Diversification Opportunities for Ashtrom and Afcon Holdings
0.9 | Correlation Coefficient |
Almost no diversification
The 3 months correlation between Ashtrom and Afcon is 0.9. Overlapping area represents the amount of risk that can be diversified away by holding Ashtrom Group and Afcon Holdings in the same portfolio, assuming nothing else is changed. The correlation between historical prices or returns on Afcon Holdings and Ashtrom is a relative statistical measure of the degree to which these equity instruments tend to move together. The correlation coefficient measures the extent to which returns on Ashtrom Group are associated (or correlated) with Afcon Holdings. Values of the correlation coefficient range from -1 to +1, where.
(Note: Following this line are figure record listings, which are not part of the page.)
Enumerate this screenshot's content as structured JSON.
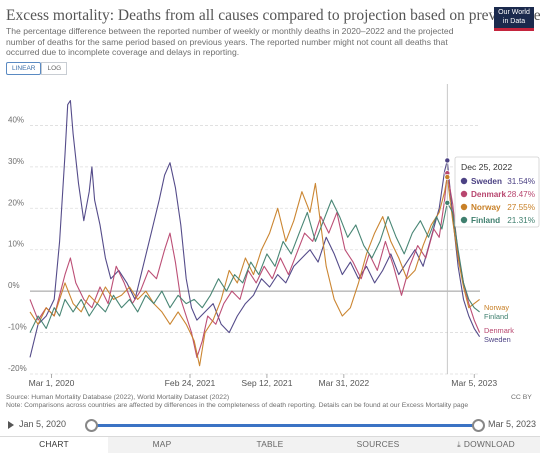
{
  "header": {
    "title": "Excess mortality: Deaths from all causes compared to projection based on previous years",
    "subtitle": "The percentage difference between the reported number of weekly or monthly deaths in 2020–2022 and the projected number of deaths for the same period based on previous years. The reported number might not count all deaths that occurred due to incomplete coverage and delays in reporting.",
    "logo_line1": "Our World",
    "logo_line2": "in Data"
  },
  "scale": {
    "linear": "LINEAR",
    "log": "LOG"
  },
  "chart_data": {
    "type": "line",
    "ylim": [
      -20,
      50
    ],
    "yticks": [
      -20,
      -10,
      0,
      10,
      20,
      30,
      40
    ],
    "ytick_labels": [
      "-20%",
      "-10%",
      "0%",
      "10%",
      "20%",
      "30%",
      "40%"
    ],
    "xtick_labels": [
      "Mar 1, 2020",
      "Feb 24, 2021",
      "Sep 12, 2021",
      "Mar 31, 2022",
      "Mar 5, 2023"
    ],
    "xtick_dates": [
      "2020-03-01",
      "2021-02-24",
      "2021-09-12",
      "2022-03-31",
      "2023-03-05"
    ],
    "x_range": [
      "2020-01-05",
      "2023-03-20"
    ],
    "grid": true,
    "series": [
      {
        "name": "Sweden",
        "color": "#4c4284",
        "end_value": -11,
        "points": [
          [
            "2020-01-05",
            -16
          ],
          [
            "2020-01-26",
            -8
          ],
          [
            "2020-02-16",
            -6
          ],
          [
            "2020-03-08",
            -2
          ],
          [
            "2020-03-22",
            12
          ],
          [
            "2020-04-05",
            33
          ],
          [
            "2020-04-12",
            45
          ],
          [
            "2020-04-19",
            46
          ],
          [
            "2020-04-26",
            38
          ],
          [
            "2020-05-10",
            26
          ],
          [
            "2020-05-24",
            17
          ],
          [
            "2020-06-07",
            24
          ],
          [
            "2020-06-14",
            30
          ],
          [
            "2020-06-21",
            22
          ],
          [
            "2020-07-05",
            16
          ],
          [
            "2020-07-19",
            8
          ],
          [
            "2020-08-02",
            3
          ],
          [
            "2020-08-23",
            5
          ],
          [
            "2020-09-13",
            2
          ],
          [
            "2020-10-04",
            -2
          ],
          [
            "2020-10-25",
            6
          ],
          [
            "2020-11-15",
            14
          ],
          [
            "2020-12-06",
            22
          ],
          [
            "2020-12-20",
            28
          ],
          [
            "2021-01-03",
            31
          ],
          [
            "2021-01-17",
            25
          ],
          [
            "2021-01-31",
            16
          ],
          [
            "2021-02-14",
            3
          ],
          [
            "2021-02-28",
            -4
          ],
          [
            "2021-03-14",
            -7
          ],
          [
            "2021-04-04",
            -5
          ],
          [
            "2021-04-25",
            -3
          ],
          [
            "2021-05-16",
            -8
          ],
          [
            "2021-06-06",
            -10
          ],
          [
            "2021-06-27",
            -6
          ],
          [
            "2021-07-18",
            -3
          ],
          [
            "2021-08-08",
            -1
          ],
          [
            "2021-08-29",
            3
          ],
          [
            "2021-09-19",
            1
          ],
          [
            "2021-10-10",
            4
          ],
          [
            "2021-10-31",
            2
          ],
          [
            "2021-11-21",
            6
          ],
          [
            "2021-12-12",
            8
          ],
          [
            "2022-01-02",
            10
          ],
          [
            "2022-01-23",
            7
          ],
          [
            "2022-02-13",
            13
          ],
          [
            "2022-03-06",
            9
          ],
          [
            "2022-03-27",
            4
          ],
          [
            "2022-04-17",
            7
          ],
          [
            "2022-05-08",
            3
          ],
          [
            "2022-05-29",
            6
          ],
          [
            "2022-06-19",
            2
          ],
          [
            "2022-07-10",
            5
          ],
          [
            "2022-07-31",
            9
          ],
          [
            "2022-08-21",
            4
          ],
          [
            "2022-09-11",
            7
          ],
          [
            "2022-10-02",
            10
          ],
          [
            "2022-10-23",
            6
          ],
          [
            "2022-11-13",
            13
          ],
          [
            "2022-12-04",
            20
          ],
          [
            "2022-12-18",
            29
          ],
          [
            "2022-12-25",
            31.54
          ],
          [
            "2023-01-08",
            18
          ],
          [
            "2023-01-22",
            6
          ],
          [
            "2023-02-05",
            -2
          ],
          [
            "2023-02-19",
            -6
          ],
          [
            "2023-03-05",
            -9
          ],
          [
            "2023-03-19",
            -11
          ]
        ]
      },
      {
        "name": "Denmark",
        "color": "#b8466f",
        "end_value": -10,
        "points": [
          [
            "2020-01-05",
            -2
          ],
          [
            "2020-01-26",
            -7
          ],
          [
            "2020-02-16",
            -4
          ],
          [
            "2020-03-08",
            -6
          ],
          [
            "2020-03-22",
            -1
          ],
          [
            "2020-04-05",
            4
          ],
          [
            "2020-04-19",
            8
          ],
          [
            "2020-05-03",
            2
          ],
          [
            "2020-05-24",
            -2
          ],
          [
            "2020-06-14",
            -4
          ],
          [
            "2020-07-05",
            1
          ],
          [
            "2020-07-26",
            -3
          ],
          [
            "2020-08-16",
            6
          ],
          [
            "2020-09-06",
            2
          ],
          [
            "2020-09-27",
            -3
          ],
          [
            "2020-10-18",
            0
          ],
          [
            "2020-11-08",
            5
          ],
          [
            "2020-11-29",
            3
          ],
          [
            "2020-12-20",
            10
          ],
          [
            "2021-01-03",
            14
          ],
          [
            "2021-01-17",
            7
          ],
          [
            "2021-01-31",
            -2
          ],
          [
            "2021-02-14",
            -6
          ],
          [
            "2021-02-28",
            -10
          ],
          [
            "2021-03-14",
            -16
          ],
          [
            "2021-03-28",
            -12
          ],
          [
            "2021-04-11",
            -6
          ],
          [
            "2021-05-02",
            -8
          ],
          [
            "2021-05-23",
            -3
          ],
          [
            "2021-06-13",
            0
          ],
          [
            "2021-07-04",
            -2
          ],
          [
            "2021-07-25",
            5
          ],
          [
            "2021-08-15",
            2
          ],
          [
            "2021-09-05",
            6
          ],
          [
            "2021-09-26",
            3
          ],
          [
            "2021-10-17",
            8
          ],
          [
            "2021-11-07",
            4
          ],
          [
            "2021-11-28",
            9
          ],
          [
            "2021-12-19",
            14
          ],
          [
            "2022-01-09",
            12
          ],
          [
            "2022-01-30",
            18
          ],
          [
            "2022-02-20",
            14
          ],
          [
            "2022-03-13",
            19
          ],
          [
            "2022-04-03",
            10
          ],
          [
            "2022-04-24",
            7
          ],
          [
            "2022-05-15",
            3
          ],
          [
            "2022-06-05",
            9
          ],
          [
            "2022-06-26",
            5
          ],
          [
            "2022-07-17",
            12
          ],
          [
            "2022-08-07",
            6
          ],
          [
            "2022-08-28",
            -1
          ],
          [
            "2022-09-18",
            6
          ],
          [
            "2022-10-09",
            11
          ],
          [
            "2022-10-30",
            8
          ],
          [
            "2022-11-20",
            15
          ],
          [
            "2022-12-04",
            13
          ],
          [
            "2022-12-18",
            22
          ],
          [
            "2022-12-25",
            28.47
          ],
          [
            "2023-01-08",
            21
          ],
          [
            "2023-01-22",
            9
          ],
          [
            "2023-02-05",
            2
          ],
          [
            "2023-02-19",
            -3
          ],
          [
            "2023-03-05",
            -7
          ],
          [
            "2023-03-19",
            -10
          ]
        ]
      },
      {
        "name": "Norway",
        "color": "#c88027",
        "end_value": -2,
        "points": [
          [
            "2020-01-05",
            -5
          ],
          [
            "2020-01-26",
            -8
          ],
          [
            "2020-02-16",
            -4
          ],
          [
            "2020-03-08",
            -6
          ],
          [
            "2020-03-22",
            -2
          ],
          [
            "2020-04-05",
            2
          ],
          [
            "2020-04-26",
            -3
          ],
          [
            "2020-05-17",
            -5
          ],
          [
            "2020-06-07",
            -1
          ],
          [
            "2020-06-28",
            -3
          ],
          [
            "2020-07-19",
            1
          ],
          [
            "2020-08-09",
            -2
          ],
          [
            "2020-08-30",
            -1
          ],
          [
            "2020-09-20",
            1
          ],
          [
            "2020-10-11",
            -2
          ],
          [
            "2020-11-01",
            0
          ],
          [
            "2020-11-22",
            -3
          ],
          [
            "2020-12-13",
            -5
          ],
          [
            "2021-01-03",
            -8
          ],
          [
            "2021-01-24",
            -5
          ],
          [
            "2021-02-14",
            -8
          ],
          [
            "2021-03-07",
            -12
          ],
          [
            "2021-03-21",
            -18
          ],
          [
            "2021-04-04",
            -10
          ],
          [
            "2021-04-25",
            -7
          ],
          [
            "2021-05-16",
            -2
          ],
          [
            "2021-06-06",
            5
          ],
          [
            "2021-06-27",
            2
          ],
          [
            "2021-07-18",
            8
          ],
          [
            "2021-08-08",
            4
          ],
          [
            "2021-08-29",
            10
          ],
          [
            "2021-09-19",
            14
          ],
          [
            "2021-10-10",
            20
          ],
          [
            "2021-10-31",
            12
          ],
          [
            "2021-11-21",
            17
          ],
          [
            "2021-12-12",
            24
          ],
          [
            "2022-01-02",
            19
          ],
          [
            "2022-01-16",
            26
          ],
          [
            "2022-01-30",
            16
          ],
          [
            "2022-02-13",
            6
          ],
          [
            "2022-03-06",
            -2
          ],
          [
            "2022-03-27",
            -6
          ],
          [
            "2022-04-17",
            -4
          ],
          [
            "2022-05-08",
            2
          ],
          [
            "2022-05-29",
            9
          ],
          [
            "2022-06-19",
            14
          ],
          [
            "2022-07-10",
            18
          ],
          [
            "2022-07-31",
            12
          ],
          [
            "2022-08-21",
            8
          ],
          [
            "2022-09-11",
            3
          ],
          [
            "2022-10-02",
            5
          ],
          [
            "2022-10-23",
            11
          ],
          [
            "2022-11-13",
            16
          ],
          [
            "2022-12-04",
            19
          ],
          [
            "2022-12-18",
            24
          ],
          [
            "2022-12-25",
            27.55
          ],
          [
            "2023-01-08",
            17
          ],
          [
            "2023-01-22",
            8
          ],
          [
            "2023-02-05",
            1
          ],
          [
            "2023-02-19",
            -4
          ],
          [
            "2023-03-05",
            -3
          ],
          [
            "2023-03-19",
            -2
          ]
        ]
      },
      {
        "name": "Finland",
        "color": "#3f7f6e",
        "end_value": -5,
        "points": [
          [
            "2020-01-05",
            -10
          ],
          [
            "2020-01-26",
            -6
          ],
          [
            "2020-02-16",
            -9
          ],
          [
            "2020-03-08",
            -4
          ],
          [
            "2020-03-22",
            -6
          ],
          [
            "2020-04-05",
            -2
          ],
          [
            "2020-04-26",
            -5
          ],
          [
            "2020-05-17",
            -2
          ],
          [
            "2020-06-07",
            -6
          ],
          [
            "2020-06-28",
            -3
          ],
          [
            "2020-07-19",
            -5
          ],
          [
            "2020-08-09",
            -1
          ],
          [
            "2020-08-30",
            -4
          ],
          [
            "2020-09-20",
            -2
          ],
          [
            "2020-10-11",
            -5
          ],
          [
            "2020-11-01",
            -1
          ],
          [
            "2020-11-22",
            -3
          ],
          [
            "2020-12-13",
            0
          ],
          [
            "2021-01-03",
            -4
          ],
          [
            "2021-01-24",
            -1
          ],
          [
            "2021-02-14",
            -3
          ],
          [
            "2021-03-07",
            -2
          ],
          [
            "2021-03-28",
            -4
          ],
          [
            "2021-04-18",
            -1
          ],
          [
            "2021-05-09",
            3
          ],
          [
            "2021-05-30",
            0
          ],
          [
            "2021-06-20",
            4
          ],
          [
            "2021-07-11",
            2
          ],
          [
            "2021-08-01",
            7
          ],
          [
            "2021-08-22",
            4
          ],
          [
            "2021-09-12",
            9
          ],
          [
            "2021-10-03",
            6
          ],
          [
            "2021-10-24",
            12
          ],
          [
            "2021-11-14",
            9
          ],
          [
            "2021-12-05",
            14
          ],
          [
            "2021-12-26",
            19
          ],
          [
            "2022-01-16",
            12
          ],
          [
            "2022-02-06",
            17
          ],
          [
            "2022-02-27",
            22
          ],
          [
            "2022-03-20",
            18
          ],
          [
            "2022-04-10",
            13
          ],
          [
            "2022-05-01",
            16
          ],
          [
            "2022-05-22",
            11
          ],
          [
            "2022-06-12",
            8
          ],
          [
            "2022-07-03",
            12
          ],
          [
            "2022-07-24",
            18
          ],
          [
            "2022-08-14",
            13
          ],
          [
            "2022-09-04",
            9
          ],
          [
            "2022-09-25",
            14
          ],
          [
            "2022-10-16",
            17
          ],
          [
            "2022-11-06",
            13
          ],
          [
            "2022-11-27",
            18
          ],
          [
            "2022-12-11",
            15
          ],
          [
            "2022-12-25",
            21.31
          ],
          [
            "2023-01-08",
            19
          ],
          [
            "2023-01-22",
            10
          ],
          [
            "2023-02-05",
            2
          ],
          [
            "2023-02-19",
            -2
          ],
          [
            "2023-03-05",
            -4
          ],
          [
            "2023-03-19",
            -5
          ]
        ]
      }
    ],
    "tooltip": {
      "date": "Dec 25, 2022",
      "rows": [
        {
          "name": "Sweden",
          "value": "31.54%",
          "color": "#4c4284"
        },
        {
          "name": "Denmark",
          "value": "28.47%",
          "color": "#b8466f"
        },
        {
          "name": "Norway",
          "value": "27.55%",
          "color": "#c88027"
        },
        {
          "name": "Finland",
          "value": "21.31%",
          "color": "#3f7f6e"
        }
      ]
    },
    "end_labels": [
      {
        "name": "Norway",
        "color": "#c88027"
      },
      {
        "name": "Finland",
        "color": "#3f7f6e"
      },
      {
        "name": "Denmark",
        "color": "#b8466f"
      },
      {
        "name": "Sweden",
        "color": "#4c4284"
      }
    ]
  },
  "footer": {
    "source": "Source: Human Mortality Database (2022), World Mortality Dataset (2022)",
    "note": "Note: Comparisons across countries are affected by differences in the completeness of death reporting. Details can be found at our Excess Mortality page",
    "license": "CC BY"
  },
  "timeline": {
    "start": "Jan 5, 2020",
    "end": "Mar 5, 2023"
  },
  "tabs": [
    "CHART",
    "MAP",
    "TABLE",
    "SOURCES",
    "DOWNLOAD"
  ]
}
The correlation of zero (0) is possible when the price movement of Afcon Holdings has no effect on the direction of Ashtrom i.e., Ashtrom and Afcon Holdings go up and down completely randomly.
Pair Corralation between Ashtrom and Afcon Holdings
Assuming the 90 days trading horizon Ashtrom is expected to generate 2.08 times less return on investment than Afcon Holdings. But when comparing it to its historical volatility, Ashtrom Group is 1.63 times less risky than Afcon Holdings. It trades about 0.33 of its potential returns per unit of risk. Afcon Holdings is currently generating about 0.42 of returns per unit of risk over similar time horizon. If you would invest 922,600 in Afcon Holdings on September 24, 2024 and sell it today you would earn a total of 774,400 from holding Afcon Holdings or generate 83.94% return on investment over 90 days.
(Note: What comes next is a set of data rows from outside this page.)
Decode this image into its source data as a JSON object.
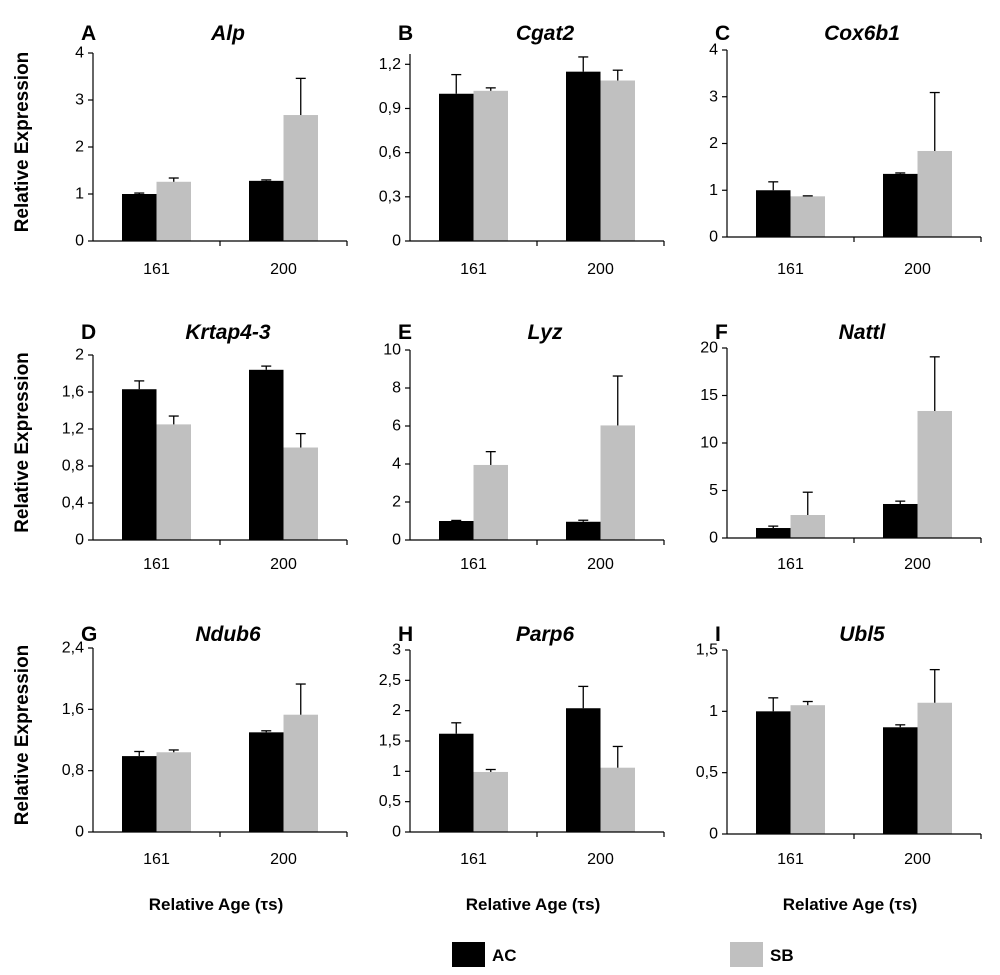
{
  "figure": {
    "ylabel": "Relative Expression",
    "xlabel": "Relative Age (τs)",
    "legend_position": "bottom",
    "grid": false,
    "legend": [
      {
        "label": "AC",
        "color": "#000000"
      },
      {
        "label": "SB",
        "color": "#c0c0c0"
      }
    ]
  },
  "chart_data": [
    {
      "panel": "A",
      "title": "Alp",
      "type": "bar",
      "categories": [
        "161",
        "200"
      ],
      "series": [
        {
          "name": "AC",
          "values": [
            1.0,
            1.28
          ],
          "error": [
            0.02,
            0.02
          ]
        },
        {
          "name": "SB",
          "values": [
            1.26,
            2.68
          ],
          "error": [
            0.08,
            0.78
          ]
        }
      ],
      "yticks": [
        0,
        1,
        2,
        3,
        4
      ],
      "ytick_labels": [
        "0",
        "1",
        "2",
        "3",
        "4"
      ],
      "ylim": [
        0,
        4
      ]
    },
    {
      "panel": "B",
      "title": "Cgat2",
      "type": "bar",
      "categories": [
        "161",
        "200"
      ],
      "series": [
        {
          "name": "AC",
          "values": [
            1.0,
            1.15
          ],
          "error": [
            0.13,
            0.1
          ]
        },
        {
          "name": "SB",
          "values": [
            1.02,
            1.09
          ],
          "error": [
            0.02,
            0.07
          ]
        }
      ],
      "yticks": [
        0,
        0.3,
        0.6,
        0.9,
        1.2
      ],
      "ytick_labels": [
        "0",
        "0,3",
        "0,6",
        "0,9",
        "1,2"
      ],
      "ylim": [
        0,
        1.27
      ]
    },
    {
      "panel": "C",
      "title": "Cox6b1",
      "type": "bar",
      "categories": [
        "161",
        "200"
      ],
      "series": [
        {
          "name": "AC",
          "values": [
            1.0,
            1.35
          ],
          "error": [
            0.18,
            0.02
          ]
        },
        {
          "name": "SB",
          "values": [
            0.87,
            1.84
          ],
          "error": [
            0.01,
            1.25
          ]
        }
      ],
      "yticks": [
        0,
        1,
        2,
        3,
        4
      ],
      "ytick_labels": [
        "0",
        "1",
        "2",
        "3",
        "4"
      ],
      "ylim": [
        0,
        4
      ]
    },
    {
      "panel": "D",
      "title": "Krtap4-3",
      "type": "bar",
      "categories": [
        "161",
        "200"
      ],
      "series": [
        {
          "name": "AC",
          "values": [
            1.63,
            1.84
          ],
          "error": [
            0.09,
            0.04
          ]
        },
        {
          "name": "SB",
          "values": [
            1.25,
            1.0
          ],
          "error": [
            0.09,
            0.15
          ]
        }
      ],
      "yticks": [
        0,
        0.4,
        0.8,
        1.2,
        1.6,
        2
      ],
      "ytick_labels": [
        "0",
        "0,4",
        "0,8",
        "1,2",
        "1,6",
        "2"
      ],
      "ylim": [
        0,
        2
      ]
    },
    {
      "panel": "E",
      "title": "Lyz",
      "type": "bar",
      "categories": [
        "161",
        "200"
      ],
      "series": [
        {
          "name": "AC",
          "values": [
            1.0,
            0.96
          ],
          "error": [
            0.03,
            0.08
          ]
        },
        {
          "name": "SB",
          "values": [
            3.95,
            6.03
          ],
          "error": [
            0.7,
            2.6
          ]
        }
      ],
      "yticks": [
        0,
        2,
        4,
        6,
        8,
        10
      ],
      "ytick_labels": [
        "0",
        "2",
        "4",
        "6",
        "8",
        "10"
      ],
      "ylim": [
        0,
        10
      ]
    },
    {
      "panel": "F",
      "title": "Nattl",
      "type": "bar",
      "categories": [
        "161",
        "200"
      ],
      "series": [
        {
          "name": "AC",
          "values": [
            1.05,
            3.58
          ],
          "error": [
            0.2,
            0.3
          ]
        },
        {
          "name": "SB",
          "values": [
            2.42,
            13.37
          ],
          "error": [
            2.4,
            5.7
          ]
        }
      ],
      "yticks": [
        0,
        5,
        10,
        15,
        20
      ],
      "ytick_labels": [
        "0",
        "5",
        "10",
        "15",
        "20"
      ],
      "ylim": [
        0,
        20
      ]
    },
    {
      "panel": "G",
      "title": "Ndub6",
      "type": "bar",
      "categories": [
        "161",
        "200"
      ],
      "series": [
        {
          "name": "AC",
          "values": [
            0.99,
            1.3
          ],
          "error": [
            0.06,
            0.02
          ]
        },
        {
          "name": "SB",
          "values": [
            1.04,
            1.53
          ],
          "error": [
            0.03,
            0.4
          ]
        }
      ],
      "yticks": [
        0,
        0.8,
        1.6,
        2.4
      ],
      "ytick_labels": [
        "0",
        "0,8",
        "1,6",
        "2,4"
      ],
      "ylim": [
        0,
        2.4
      ]
    },
    {
      "panel": "H",
      "title": "Parp6",
      "type": "bar",
      "categories": [
        "161",
        "200"
      ],
      "series": [
        {
          "name": "AC",
          "values": [
            1.62,
            2.04
          ],
          "error": [
            0.18,
            0.36
          ]
        },
        {
          "name": "SB",
          "values": [
            0.99,
            1.06
          ],
          "error": [
            0.04,
            0.35
          ]
        }
      ],
      "yticks": [
        0,
        0.5,
        1,
        1.5,
        2,
        2.5,
        3
      ],
      "ytick_labels": [
        "0",
        "0,5",
        "1",
        "1,5",
        "2",
        "2,5",
        "3"
      ],
      "ylim": [
        0,
        3
      ]
    },
    {
      "panel": "I",
      "title": "Ubl5",
      "type": "bar",
      "categories": [
        "161",
        "200"
      ],
      "series": [
        {
          "name": "AC",
          "values": [
            1.0,
            0.87
          ],
          "error": [
            0.11,
            0.02
          ]
        },
        {
          "name": "SB",
          "values": [
            1.05,
            1.07
          ],
          "error": [
            0.03,
            0.27
          ]
        }
      ],
      "yticks": [
        0,
        0.5,
        1,
        1.5
      ],
      "ytick_labels": [
        "0",
        "0,5",
        "1",
        "1,5"
      ],
      "ylim": [
        0,
        1.5
      ]
    }
  ]
}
Time Period | 3 Months [change] |
Direction | Moves Together |
Strength | Very Strong |
Accuracy | 100.0% |
Values | Daily Returns |
Ashtrom Group vs. Afcon Holdings
Performance |
Timeline |
Ashtrom Group |
Afcon Holdings |
Ashtrom and Afcon Holdings Volatility Contrast
Predicted Return Density |
Returns |
Pair Trading with Ashtrom and Afcon Holdings
The main advantage of trading using opposite Ashtrom and Afcon Holdings positions is that it hedges away some unsystematic risk. Because of two separate transactions, even if Ashtrom position performs unexpectedly, Afcon Holdings can make up some of the losses. Pair trading also minimizes risk from directional movements in the market. For example, if an entire industry or sector drops because of unexpected headlines, the short position in Afcon Holdings will offset losses from the drop in Afcon Holdings' long position.The idea behind Ashtrom Group and Afcon Holdings pairs trading is to make the combined position market-neutral, meaning the overall market's direction will not affect its win or loss (or potential downside or upside). This can be achieved by designing a pairs trade with two highly correlated stocks or equities that operate in a similar space or sector, making it possible to obtain profits through simple and relatively low-risk investment.Afcon Holdings vs. Ashtrom Group | Afcon Holdings vs. Aura Investments | Afcon Holdings vs. Shapir Engineering Industry |
Check out your portfolio center.Note that this page's information should be used as a complementary analysis to find the right mix of equity instruments to add to your existing portfolios or create a brand new portfolio. You can also try the Portfolio Dashboard module to portfolio dashboard that provides centralized access to all your investments.